- Born: Nepal
- Died: 1945
- Occupations: Politician, activist, social worker
- Known for: Founder of the Koirala family; father of three Prime Ministers of Nepal
- Children: 9

= Krishna Prasad Koirala =

Nepali politician

Krishna Prasad Koirala (कृष्णप्रसाद कोइराला) was a Nepali politician, activist and social worker. He was the founder of the prominent Koirala family. Three of his sons became prime ministers of Nepal. He was born in 1936 BS (Attributed by Samar Sapan Rajbanshi). He established Adarsha Secondary School in 1930 in Biratnagar, Nepal.
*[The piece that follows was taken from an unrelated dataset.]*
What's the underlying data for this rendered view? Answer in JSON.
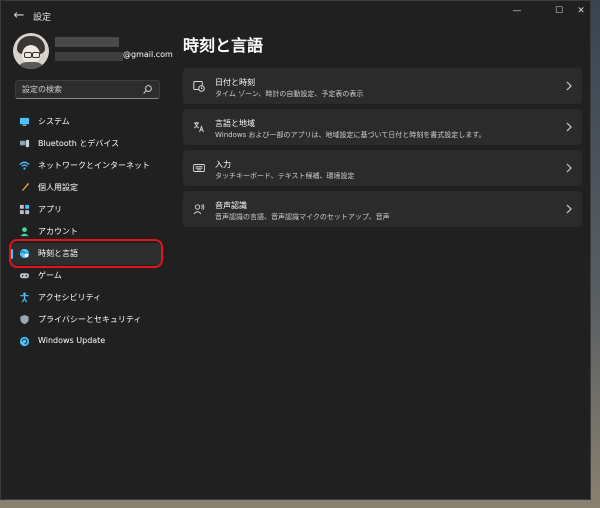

He was a Hill Brahmin living in exile in Bihar. He had five sons and four daughters. His sons were: Matrika Prasad Koirala, Bishweshwar Prasad Koirala, Girija Prasad Koirala, Keshav Prasad Koirala and Tarini Prasad Koirala and the four daughters were Nalini Koirala (Upadhyaya), Indira Koirala (Acharya), Sauvagya Kumari (Sauri) Koirala (Arjel) and Vijaylaxmi Koirala (Zaki). His three eldest sons became Prime Ministers of Nepal starting in 1951. His other two sons were also actively involved in the democratic politics and the popular activities to establish a democratic system in Nepal.

Bollywood actress Manisha Koirala is one of his great-granddaughters.

He died in 1945. He developed Adarsha Secondary School giving education to thousands of childrens.